EMEAC, founded in the 1960s to confront environmental problems in Michigan, will have its own offices in the church buildings and will rent parts to other progressive enterprises as part of a “commons” of social justice minded groups and individuals. Already in the building is a law firm. Other possible tenants that have expressed interest are a “people’s kitchen,” a holistic healer, a bicycle shop, a cultural arts center, and a range of other arts-related groups.
“We are creating a common space for the movements around social justice, food justice, environmental justice, and digital justice to educate, strategize, and strengthen the underrepresented and unrepresented voices of our youth, elders, communities of color, and those that differ in their orientation and abilities,” said EMEAC Associate Director Lottie Spady on the organization’s website. “Maintaining the structural expenses of a large building is a challenge, but it’s one that has been anticipated and we are planning accordingly.”

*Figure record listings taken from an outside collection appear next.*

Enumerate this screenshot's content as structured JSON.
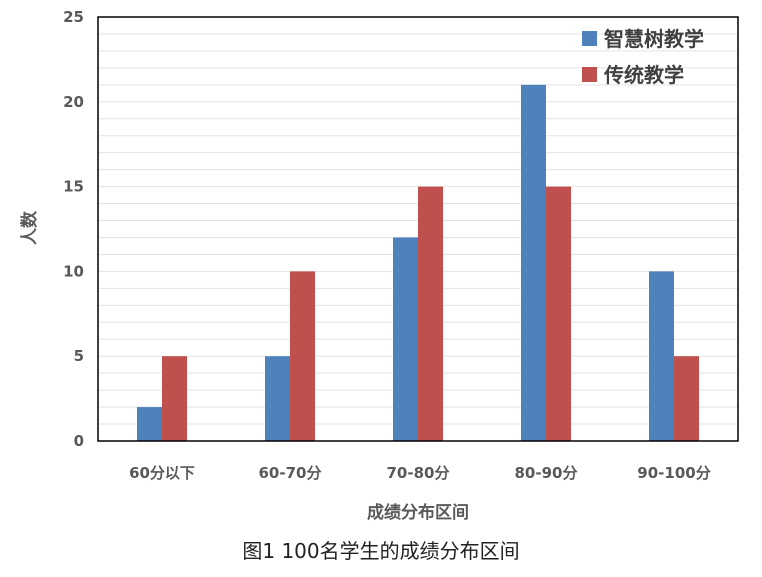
{
  "chart_data": {
    "type": "bar",
    "categories": [
      "60分以下",
      "60-70分",
      "70-80分",
      "80-90分",
      "90-100分"
    ],
    "series": [
      {
        "name": "智慧树教学",
        "color": "#4f81bd",
        "values": [
          2,
          5,
          12,
          21,
          10
        ]
      },
      {
        "name": "传统教学",
        "color": "#c0504d",
        "values": [
          5,
          10,
          15,
          15,
          5
        ]
      }
    ],
    "xlabel": "成绩分布区间",
    "ylabel": "人数",
    "ylim": [
      0,
      25
    ],
    "yticks": [
      0,
      5,
      10,
      15,
      20,
      25
    ],
    "grid": true,
    "legend_position": "top-right"
  },
  "caption": "图1  100名学生的成绩分布区间"
}
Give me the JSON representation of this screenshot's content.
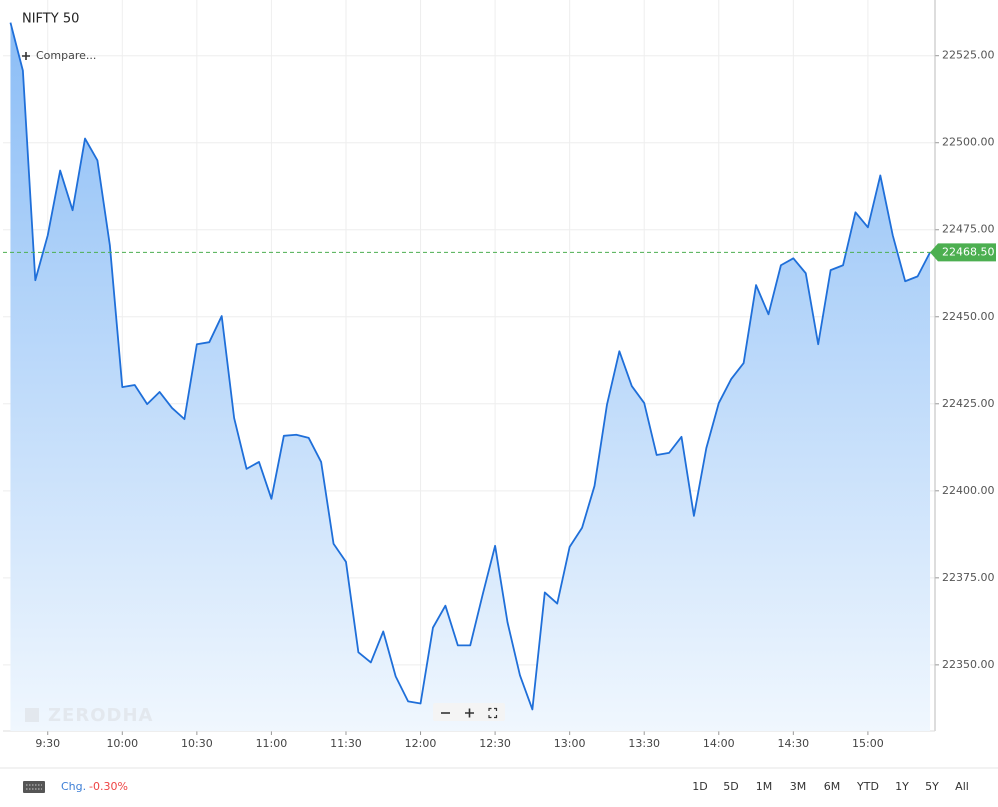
{
  "chart_data": {
    "type": "line",
    "title": "NIFTY 50",
    "x": [
      555,
      560,
      565,
      570,
      575,
      580,
      585,
      590,
      595,
      600,
      605,
      610,
      615,
      620,
      625,
      630,
      635,
      640,
      645,
      650,
      655,
      660,
      665,
      670,
      675,
      680,
      685,
      690,
      695,
      700,
      705,
      710,
      715,
      720,
      725,
      730,
      735,
      740,
      745,
      750,
      755,
      760,
      765,
      770,
      775,
      780,
      785,
      790,
      795,
      800,
      805,
      810,
      815,
      820,
      825,
      830,
      835,
      840,
      845,
      850,
      855,
      860,
      865,
      870,
      875,
      880,
      885,
      890,
      895,
      900,
      905,
      910,
      915,
      920,
      925
    ],
    "series": [
      {
        "name": "NIFTY 50",
        "color": "#1f6fd9",
        "values": [
          22534.5,
          22520.7,
          22460.5,
          22473.4,
          22492.0,
          22480.6,
          22501.2,
          22494.9,
          22470.5,
          22429.8,
          22430.4,
          22424.9,
          22428.4,
          22423.8,
          22420.6,
          22442.1,
          22442.7,
          22450.2,
          22420.9,
          22406.3,
          22408.3,
          22397.7,
          22415.8,
          22416.1,
          22415.2,
          22408.3,
          22384.8,
          22379.6,
          22353.6,
          22350.7,
          22359.6,
          22346.7,
          22339.5,
          22338.9,
          22360.7,
          22367.0,
          22355.6,
          22355.6,
          22370.2,
          22384.2,
          22362.2,
          22347.0,
          22337.2,
          22370.8,
          22367.6,
          22383.9,
          22389.4,
          22401.4,
          22424.7,
          22440.1,
          22430.1,
          22425.2,
          22410.3,
          22410.9,
          22415.5,
          22392.8,
          22412.3,
          22425.2,
          22432.1,
          22436.7,
          22459.1,
          22450.7,
          22464.8,
          22466.8,
          22462.5,
          22442.1,
          22463.4,
          22464.8,
          22480.0,
          22475.7,
          22490.6,
          22473.4,
          22460.2,
          22461.6,
          22468.5
        ]
      }
    ],
    "xlim": [
      552,
      927
    ],
    "xticks": [
      {
        "value": 570,
        "label": "9:30"
      },
      {
        "value": 600,
        "label": "10:00"
      },
      {
        "value": 630,
        "label": "10:30"
      },
      {
        "value": 660,
        "label": "11:00"
      },
      {
        "value": 690,
        "label": "11:30"
      },
      {
        "value": 720,
        "label": "12:00"
      },
      {
        "value": 750,
        "label": "12:30"
      },
      {
        "value": 780,
        "label": "13:00"
      },
      {
        "value": 810,
        "label": "13:30"
      },
      {
        "value": 840,
        "label": "14:00"
      },
      {
        "value": 870,
        "label": "14:30"
      },
      {
        "value": 900,
        "label": "15:00"
      }
    ],
    "ylim": [
      22331,
      22541
    ],
    "yticks": [
      {
        "value": 22350,
        "label": "22350.00"
      },
      {
        "value": 22375,
        "label": "22375.00"
      },
      {
        "value": 22400,
        "label": "22400.00"
      },
      {
        "value": 22425,
        "label": "22425.00"
      },
      {
        "value": 22450,
        "label": "22450.00"
      },
      {
        "value": 22475,
        "label": "22475.00"
      },
      {
        "value": 22500,
        "label": "22500.00"
      },
      {
        "value": 22525,
        "label": "22525.00"
      }
    ],
    "grid": true,
    "last_price": {
      "value": 22468.5,
      "label": "22468.50",
      "color": "#4caf50"
    }
  },
  "compare": "Compare...",
  "watermark": "ZERODHA",
  "footer": {
    "change_label": "Chg.",
    "change": "-0.30%",
    "ranges": [
      "1D",
      "5D",
      "1M",
      "3M",
      "6M",
      "YTD",
      "1Y",
      "5Y",
      "All"
    ]
  }
}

The three buildings encompass 46,000 square feet, said Borden, and would have probably brought $1 million to $2 million if sold. The church building itself, built for a Universalist congregation in 1917, with a massive bell tower and historic pipe organ, is connected to the other two buildings, she said. “We have three basements, and three boilers and heating systems. Our kids used to love it because they could really get lost in there.” The congregation has no current religious education program for children.
Borden said she hopes the transition will allow the congregation, which once had 700 members, to focus on programs and outreach and that—freed from maintenance issues—it might grow. “We’re surrounded by Wayne State University in an area that is becoming gentrified, and we’re hoping to develop programs that will appeal to younger people,” she said. The building complex is adjacent to one of Detroit’s cultural districts.

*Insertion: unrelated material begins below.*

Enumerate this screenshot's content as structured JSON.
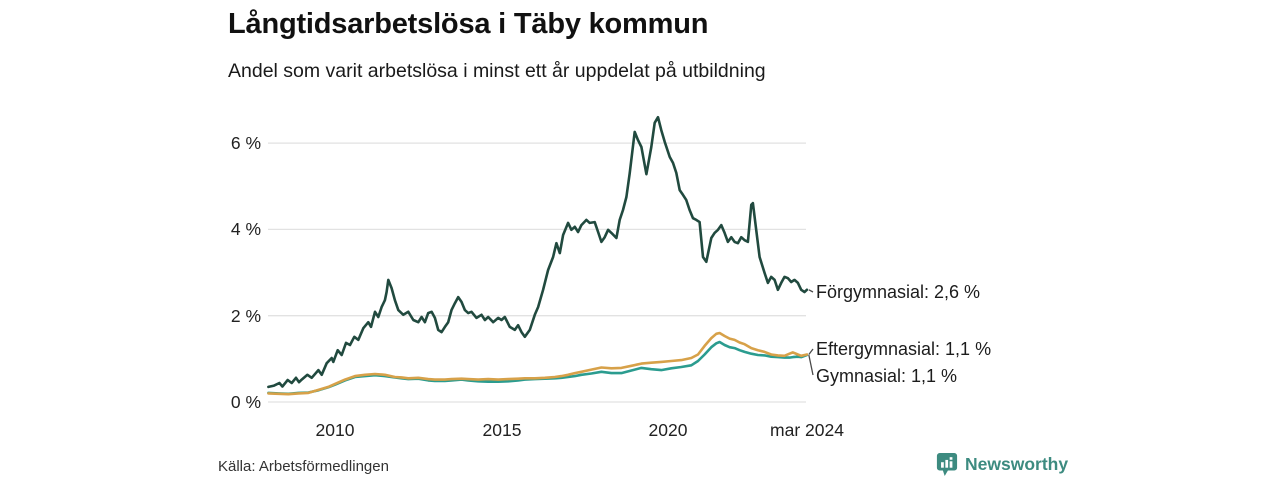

“We recognize that we’re stepping off into new territory,” said Borden. “We’re excited and anxious. People are really pulling together and wanting this to work. It will be up to us to make of it what we will. Whatever happens, people can’t say we haven’t tried.” She noted the congregation gained several new members during the transition.
In the event EMEAC can’t make a go of the property, the church would have the option of buying it back, Borden said. The transfer agreement will likely include a binding arbitration process in case there are disagreements that the two parties can’t solve.

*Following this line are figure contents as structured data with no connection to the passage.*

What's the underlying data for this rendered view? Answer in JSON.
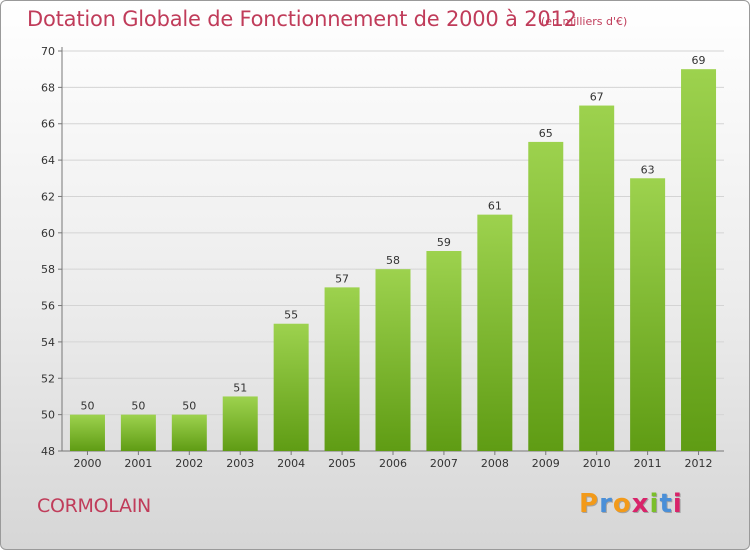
{
  "title": "Dotation Globale de Fonctionnement de 2000 à 2012",
  "subtitle": "(en milliers d'€)",
  "city": "CORMOLAIN",
  "logo": {
    "letters": [
      "P",
      "r",
      "o",
      "x",
      "i",
      "t",
      "i"
    ],
    "colors": [
      "#f29a1a",
      "#4a8fd8",
      "#f29a1a",
      "#d8246a",
      "#7bbf2a",
      "#4a8fd8",
      "#d8246a"
    ]
  },
  "chart_data": {
    "type": "bar",
    "title": "Dotation Globale de Fonctionnement de 2000 à 2012",
    "subtitle": "(en milliers d'€)",
    "categories": [
      "2000",
      "2001",
      "2002",
      "2003",
      "2004",
      "2005",
      "2006",
      "2007",
      "2008",
      "2009",
      "2010",
      "2011",
      "2012"
    ],
    "values": [
      50,
      50,
      50,
      51,
      55,
      57,
      58,
      59,
      61,
      65,
      67,
      63,
      69
    ],
    "ylim": [
      48,
      70
    ],
    "yticks": [
      48,
      50,
      52,
      54,
      56,
      58,
      60,
      62,
      64,
      66,
      68,
      70
    ],
    "grid": true,
    "bar_color_top": "#9dd24e",
    "bar_color_bottom": "#5f9c14"
  }
}
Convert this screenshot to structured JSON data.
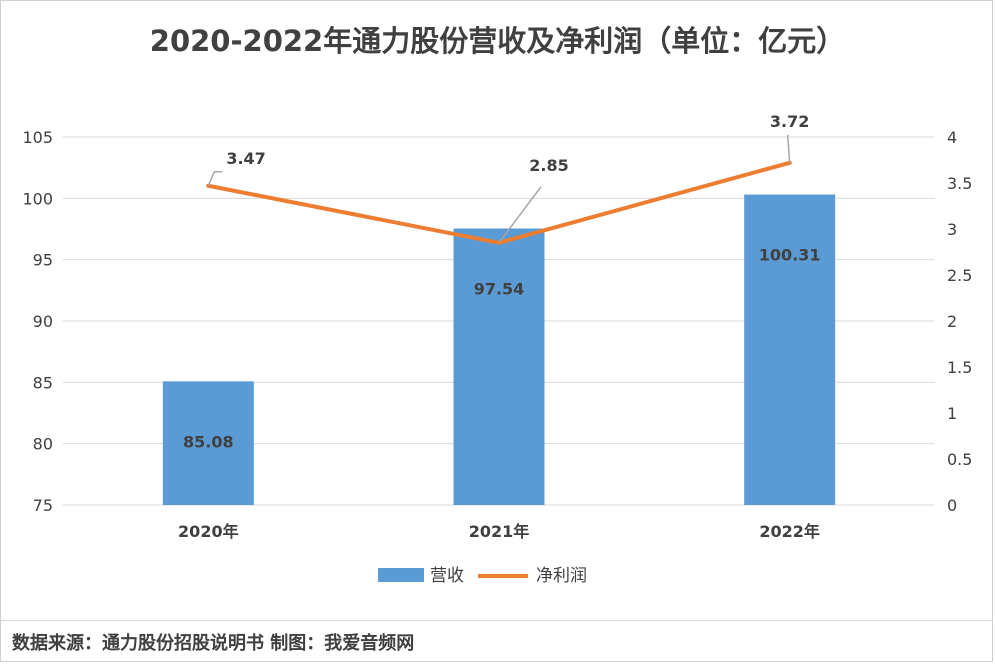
{
  "title": "2020-2022年通力股份营收及净利润（单位：亿元）",
  "footer": "数据来源：通力股份招股说明书 制图：我爱音频网",
  "chart_data": {
    "type": "bar+line",
    "title": "2020-2022年通力股份营收及净利润（单位：亿元）",
    "categories": [
      "2020年",
      "2021年",
      "2022年"
    ],
    "series": [
      {
        "name": "营收",
        "type": "bar",
        "axis": "left",
        "values": [
          85.08,
          97.54,
          100.31
        ],
        "labels": [
          "85.08",
          "97.54",
          "100.31"
        ],
        "color": "#5B9BD5"
      },
      {
        "name": "净利润",
        "type": "line",
        "axis": "right",
        "values": [
          3.47,
          2.85,
          3.72
        ],
        "labels": [
          "3.47",
          "2.85",
          "3.72"
        ],
        "color": "#ED7D31"
      }
    ],
    "y_left": {
      "min": 75,
      "max": 105,
      "step": 5,
      "ticks": [
        "75",
        "80",
        "85",
        "90",
        "95",
        "100",
        "105"
      ]
    },
    "y_right": {
      "min": 0,
      "max": 4,
      "step": 0.5,
      "ticks": [
        "0",
        "0.5",
        "1",
        "1.5",
        "2",
        "2.5",
        "3",
        "3.5",
        "4"
      ]
    },
    "grid": true,
    "legend_position": "bottom"
  }
}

The congregation has a storied history. In 1934 the Unitarian congregation in Detroit merged with the Universalist congregation, coming together in the building complex that is now being transferred to EMEAC.
The congregation was active in the civil rights and antiwar movements of the fifties and sixties. Viola Liuzzo, killed in Alabama in 1965 by white supremacists while supporting a protest march, was a member. Another member, Alice Herz, also died in 1965, ten days after setting herself on fire to protest the Vietnam War. The congregation has long rented or given space in its buildings to social justice groups.
Borden noted that many members of the congregation have connections to EMEAC, and the two groups have many similar aims.
The congregation has had interim ministers for the past two years and is currently in search. Current interim minister the Rev. Roger Mohr noted, “We see this as a creative move on the congregation’s part and something it feels very good about, even as it also feels some degree of loss. It’s been challenging for the congregation to think about this.”
The congregation is solid, he noted. “It just has way more building than it needs. With this transition we’re looking at doing some re-visioning. If your vision is no longer about maintaining your facility, then what is your mission? You can totally rethink what you can do in the community. These folks are committed to Detroit.”